If you do have a city, and assuming the layout is on a grid like Manhattan, you can even use a PVS that is predetermined, ie from no point on 42nd street can you see anything of or on 43rd street and beyond. Something like this would simply let you mark some streets as inactive, and thus all objects moving along that road are also have their renderer disabled (assuming their logic should continue working).
99% of the game time, the action takes place in the city
No, 100%, the game is first-person, so even identical cars overlap each other, so disabling certain elements that are not in the frame should increase performance.
And again I repeat, static occlusion doesn’t work on dynamic (not static) objects…

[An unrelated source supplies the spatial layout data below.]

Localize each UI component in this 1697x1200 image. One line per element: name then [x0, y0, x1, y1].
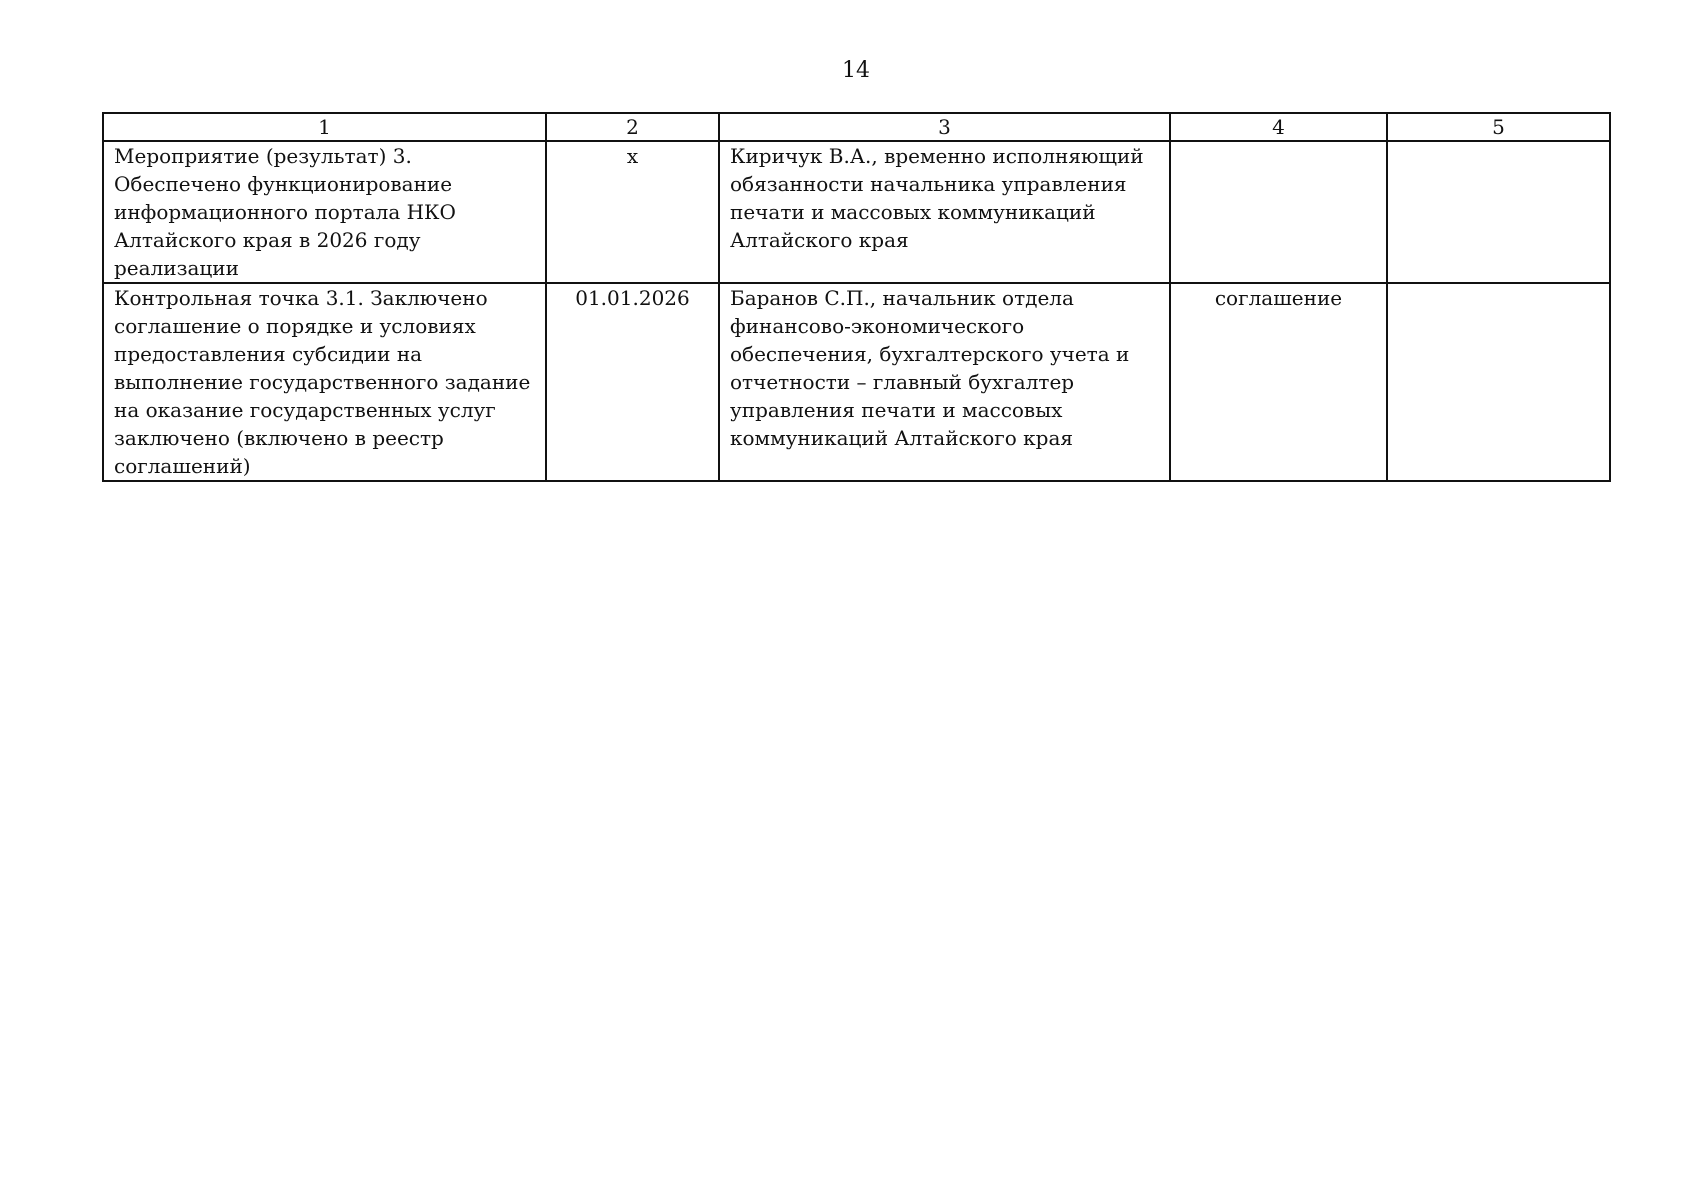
- column-header-2: 2: [546, 113, 719, 141]
- document-type-cell: соглашение: [1170, 283, 1387, 481]
- responsible-person-cell: Баранов С.П., начальник отдела финансово-экономического обеспечения, бухгалтерского учета и отчетности – главный бухгалтер управления печати и массовых коммуникаций Алтайского края: [719, 283, 1170, 481]
- event-description-cell: Контрольная точка 3.1. Заключено соглашение о порядке и условиях предоставления субсидии на выполнение государственного задание на оказание государственных услуг заключено (включено в реестр соглашений): [103, 283, 546, 481]
- table-row: [103, 141, 1610, 283]
- date-cell: 01.01.2026: [546, 283, 719, 481]
- date-cell: х: [546, 141, 719, 283]
- responsible-person-cell: Киричук В.А., временно исполняющий обязанности начальника управления печати и массовых коммуникаций Алтайского края: [719, 141, 1170, 283]
- column-5-cell: [1387, 141, 1610, 283]
- table-row: [103, 283, 1610, 481]
- column-5-cell: [1387, 283, 1610, 481]
- event-description-cell: Мероприятие (результат) 3. Обеспечено функционирование информационного портала НКО Алтайского края в 2026 году реализации: [103, 141, 546, 283]
- page-number: 14: [842, 58, 870, 83]
- column-header-3: 3: [719, 113, 1170, 141]
- column-header-5: 5: [1387, 113, 1610, 141]
- column-header-4: 4: [1170, 113, 1387, 141]
- document-type-cell: [1170, 141, 1387, 283]
- plan-table: [102, 112, 1611, 482]
- table-header-row: [103, 113, 1610, 141]
- column-header-1: 1: [103, 113, 546, 141]
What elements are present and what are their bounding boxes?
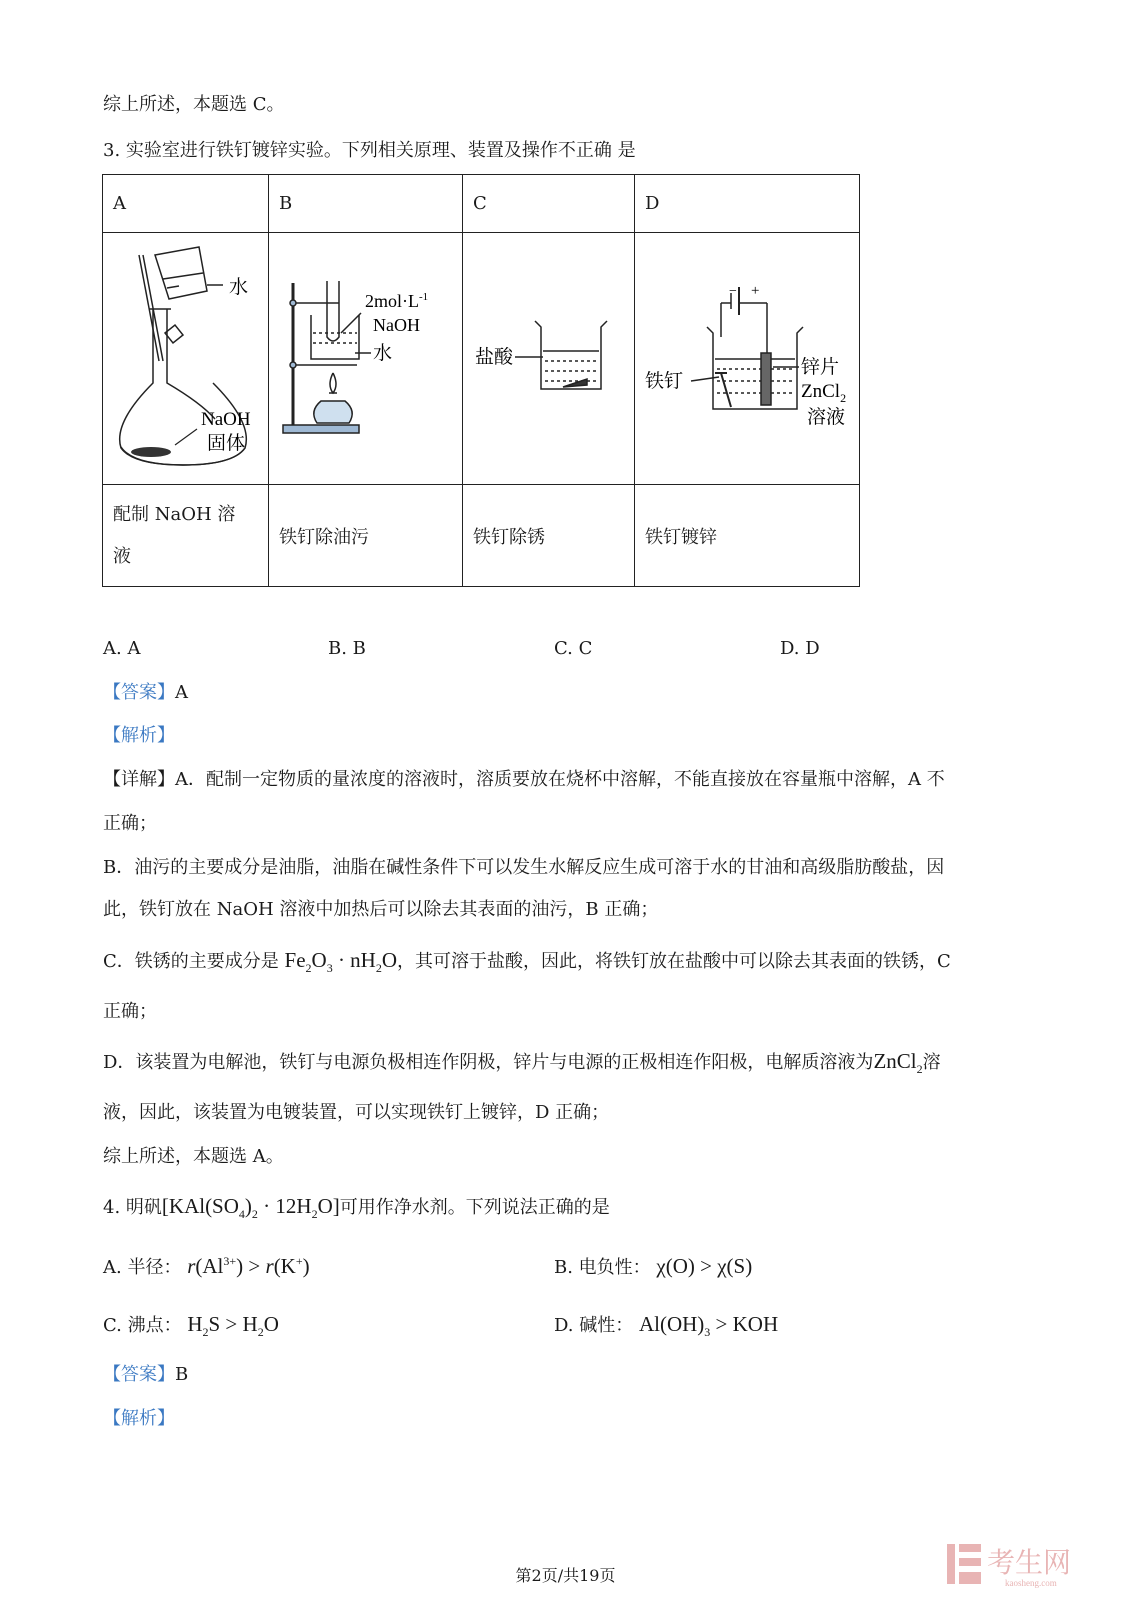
q3-summary: 综上所述，本题选 A。	[103, 1146, 284, 1167]
q3-option-c: C. C	[554, 638, 593, 659]
label-naoh-a: NaOH	[201, 409, 251, 430]
svg-text:考生网: 考生网	[987, 1548, 1072, 1579]
q4-option-a: A. 半径： $r(Al^{3+}) > r(K^+)$	[103, 1254, 310, 1278]
d-pre: D．该装置为电解池，铁钉与电源负极相连作阴极，锌片与电源的正极相连作阳极，电解质溶液为	[103, 1052, 874, 1073]
label-solid-a: 固体	[207, 433, 246, 454]
q3-header-d: D	[635, 175, 860, 233]
svg-text:kaosheng.com: kaosheng.com	[1005, 1578, 1057, 1588]
label-minus-d: −	[729, 284, 737, 299]
q3-figure-a	[103, 233, 269, 485]
q3-option-b: B. B	[328, 638, 366, 659]
page-footer: 第2页/共19页	[515, 1566, 616, 1585]
c-post: ，其可溶于盐酸，因此，将铁钉放在盐酸中可以除去其表面的铁锈，C	[397, 951, 951, 972]
q4-answer-tag: 【答案】	[103, 1364, 175, 1385]
watermark-logo	[945, 1540, 1115, 1588]
label-plus-d: +	[751, 283, 760, 299]
beaker-acid-figure	[463, 233, 634, 479]
q3-option-d: D. D	[780, 638, 820, 659]
label-nail-d: 铁钉	[645, 371, 684, 392]
q3-option-a: A. A	[103, 638, 141, 659]
label-zncl-d: ZnCl$_2$	[801, 381, 847, 405]
q3-header-a: A	[103, 175, 269, 233]
q3-op-b: 铁钉除油污	[269, 485, 463, 587]
q3-header-c: C	[463, 175, 635, 233]
q3-header-b: B	[269, 175, 463, 233]
rust-formula: $Fe_2O_3 \cdot nH_2O$	[284, 948, 398, 976]
c-pre: C．铁锈的主要成分是	[103, 951, 279, 972]
q3-detail-line2: 正确；	[103, 813, 157, 834]
d-post: 溶	[922, 1052, 941, 1073]
answer-tag: 【答案】	[103, 682, 175, 703]
q3-figure-d	[635, 233, 860, 485]
q4-stem	[103, 1194, 610, 1226]
q3-detail-line1: 【详解】A．配制一定物质的量浓度的溶液时，溶质要放在烧杯中溶解，不能直接放在容量瓶中溶解，A 不	[103, 769, 945, 790]
alum-formula: $[KAl(SO_4)_2 \cdot 12H_2O]$	[161, 1194, 340, 1222]
q4-answer-value: B	[175, 1364, 189, 1385]
electroplating-figure	[635, 233, 859, 479]
q3-op-c: 铁钉除锈	[463, 485, 635, 587]
label-conc-b: $2mol\cdot L^{-1}$	[365, 291, 429, 311]
q3-detail-d-end: 液，因此，该装置为电镀装置，可以实现铁钉上镀锌，D 正确；	[103, 1102, 610, 1123]
q4-answer	[103, 1363, 188, 1387]
q3-detail-c	[103, 948, 951, 980]
q4-stem-post: 可用作净水剂。下列说法正确的是	[339, 1197, 610, 1218]
q4-stem-pre: 4. 明矾	[103, 1197, 162, 1218]
q3-figure-b	[269, 233, 463, 485]
label-solution-d: 溶液	[807, 407, 846, 428]
q3-analysis-tag: 【解析】	[103, 725, 175, 746]
q3-detail-d	[103, 1049, 941, 1081]
op-a-line2: 液	[113, 545, 131, 567]
q3-answer	[103, 681, 188, 705]
label-naoh-b: NaOH	[373, 315, 420, 335]
heating-setup-figure	[269, 233, 462, 479]
q3-detail-line3: B．油污的主要成分是油脂，油脂在碱性条件下可以发生水解反应生成可溶于水的甘油和高级脂肪酸盐，因	[103, 857, 945, 878]
q3-stem: 3. 实验室进行铁钉镀锌实验。下列相关原理、装置及操作不正确 是	[103, 140, 636, 161]
label-zinc-d: 锌片	[801, 357, 840, 378]
label-acid-c: 盐酸	[475, 347, 514, 368]
label-water-b: 水	[373, 343, 393, 364]
q4-analysis-tag: 【解析】	[103, 1408, 175, 1429]
q3-table	[102, 174, 860, 587]
q3-op-d: 铁钉镀锌	[635, 485, 860, 587]
op-a-line1: 配制 NaOH 溶	[113, 503, 236, 525]
volumetric-flask-figure	[103, 233, 268, 479]
previous-summary: 综上所述，本题选 C。	[103, 94, 285, 115]
label-water-a: 水	[229, 277, 249, 298]
answer-value: A	[175, 682, 188, 703]
q3-detail-c-end: 正确；	[103, 1001, 157, 1022]
q4-option-d: D. 碱性： $Al(OH)_3$ > KOH	[554, 1312, 779, 1340]
q4-option-c: C. 沸点： $H_2S > H_2O$	[103, 1312, 279, 1340]
q3-op-a	[103, 485, 269, 587]
zncl2-formula: ZnCl$_2$	[873, 1049, 923, 1077]
q4-option-b: B. 电负性： χ(O) > χ(S)	[554, 1254, 753, 1278]
q3-detail-line4: 此，铁钉放在 NaOH 溶液中加热后可以除去其表面的油污，B 正确；	[103, 899, 659, 920]
q3-figure-c	[463, 233, 635, 485]
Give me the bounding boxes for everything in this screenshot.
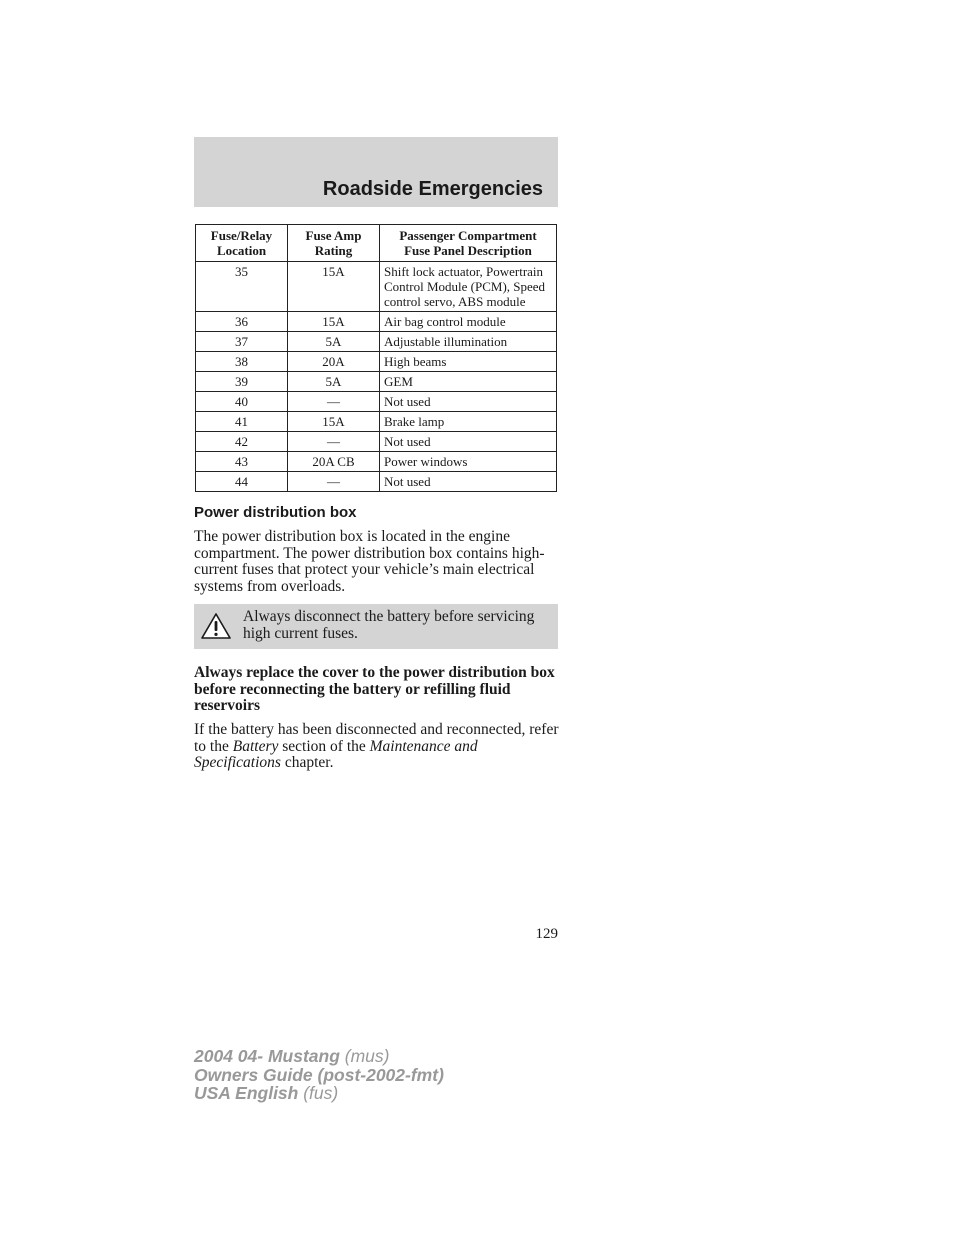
section-heading: Power distribution box xyxy=(194,504,357,521)
fuse-amp: 15A xyxy=(288,312,380,332)
chapter-reference: Maintenance and Specifications xyxy=(194,737,478,772)
table-row xyxy=(196,262,557,312)
intro-paragraph: The power distribution box is located in the engine compartment. The power distribution box contains high-current fuses that protect your vehicle’s main electrical systems from overloads. xyxy=(194,528,545,595)
table-row xyxy=(196,412,557,432)
fuse-description: Power windows xyxy=(380,452,557,472)
table-row xyxy=(196,432,557,452)
fuse-description: Not used xyxy=(380,432,557,452)
fuse-amp: 15A xyxy=(288,262,380,312)
fuse-location: 42 xyxy=(196,432,288,452)
fuse-amp: — xyxy=(288,472,380,492)
table-row xyxy=(196,352,557,372)
fuse-location: 43 xyxy=(196,452,288,472)
table-row xyxy=(196,372,557,392)
fuse-description: High beams xyxy=(380,352,557,372)
table-row xyxy=(196,392,557,412)
fuse-location: 35 xyxy=(196,262,288,312)
section-title: Roadside Emergencies xyxy=(322,178,543,200)
header-amp-rating: Fuse Amp Rating xyxy=(288,225,380,262)
fuse-description: Not used xyxy=(380,392,557,412)
fuse-amp: 5A xyxy=(288,372,380,392)
table-row xyxy=(196,332,557,352)
warning-text: Always disconnect the battery before servicing high current fuses. xyxy=(243,608,535,642)
fuse-location: 38 xyxy=(196,352,288,372)
header-description: Passenger Compartment Fuse Panel Description xyxy=(380,225,557,262)
fuse-amp: 5A xyxy=(288,332,380,352)
fuse-location: 41 xyxy=(196,412,288,432)
fuse-location: 37 xyxy=(196,332,288,352)
section-header-band xyxy=(194,137,558,207)
fuse-amp: 20A xyxy=(288,352,380,372)
cover-note: Always replace the cover to the power distribution box before reconnecting the battery or refilling fluid reservoirs xyxy=(194,664,555,715)
fuse-description: Air bag control module xyxy=(380,312,557,332)
battery-reference: Battery xyxy=(232,737,279,755)
fuse-location: 40 xyxy=(196,392,288,412)
fuse-location: 44 xyxy=(196,472,288,492)
fuse-amp: — xyxy=(288,432,380,452)
warning-box xyxy=(194,604,558,649)
fuse-amp: 15A xyxy=(288,412,380,432)
document-footer: 2004 04- Mustang (mus) Owners Guide (post-2002-fmt) USA English (fus) xyxy=(194,1046,444,1104)
fuse-description: GEM xyxy=(380,372,557,392)
table-row xyxy=(196,312,557,332)
fuse-description: Adjustable illumination xyxy=(380,332,557,352)
fuse-location: 36 xyxy=(196,312,288,332)
fuse-amp: 20A CB xyxy=(288,452,380,472)
fuse-description: Brake lamp xyxy=(380,412,557,432)
fuse-description: Not used xyxy=(380,472,557,492)
fuse-location: 39 xyxy=(196,372,288,392)
fuse-table xyxy=(195,224,557,492)
fuse-table-header-row xyxy=(196,225,557,262)
header-location: Fuse/Relay Location xyxy=(196,225,288,262)
battery-reference-paragraph: If the battery has been disconnected and reconnected, refer to the Battery section of the Maintenance and Specifications chapter. xyxy=(194,721,559,772)
table-row xyxy=(196,472,557,492)
fuse-description: Shift lock actuator, Powertrain Control Module (PCM), Speed control servo, ABS module xyxy=(380,262,557,312)
page-number: 129 xyxy=(535,926,558,942)
warning-triangle-icon xyxy=(200,612,232,640)
table-row xyxy=(196,452,557,472)
fuse-amp: — xyxy=(288,392,380,412)
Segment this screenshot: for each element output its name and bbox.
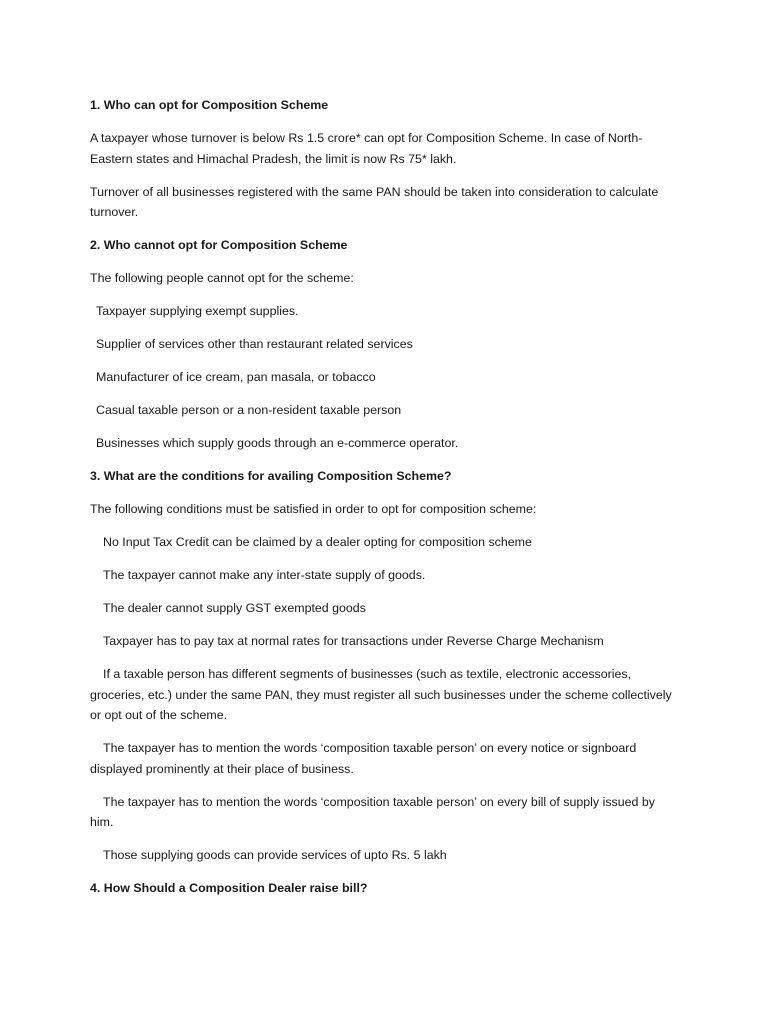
section-2-item: Casual taxable person or a non-resident taxable person (96, 403, 402, 417)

This is quite confusing to me. If you want to raycast you need a shape to test against. Period. Either you design your game to work that way upfront or you don’t have that option at all.
The only choice here is if you want to use the system already built into the engine you’ve chosen to go with or do you want to reinvent the wheel. In some cases there might be a reason to do the latter but I’m having a hard time believing that is the case here with my limited understanding of your project.
I had to find a workaround: I created a group of objects and bound Convex Mesh Collider to them, and based on the Raycast camera hitting this collider I turn on all MeshRenderers bound to it. It doesn’t work as well as I wanted, but it’s better than standard Unity features and ready-made solutions from Asset Store. On weak devices I managed to gain up to 15% performance…
A slightly more robust method would be to do a raycast to each vertex of the mesh collider. But overall the only place I see this kind of culling being useful and reliable is in an indoor setting. Perhaps a procedurally generated maze game with high poly monsters running around.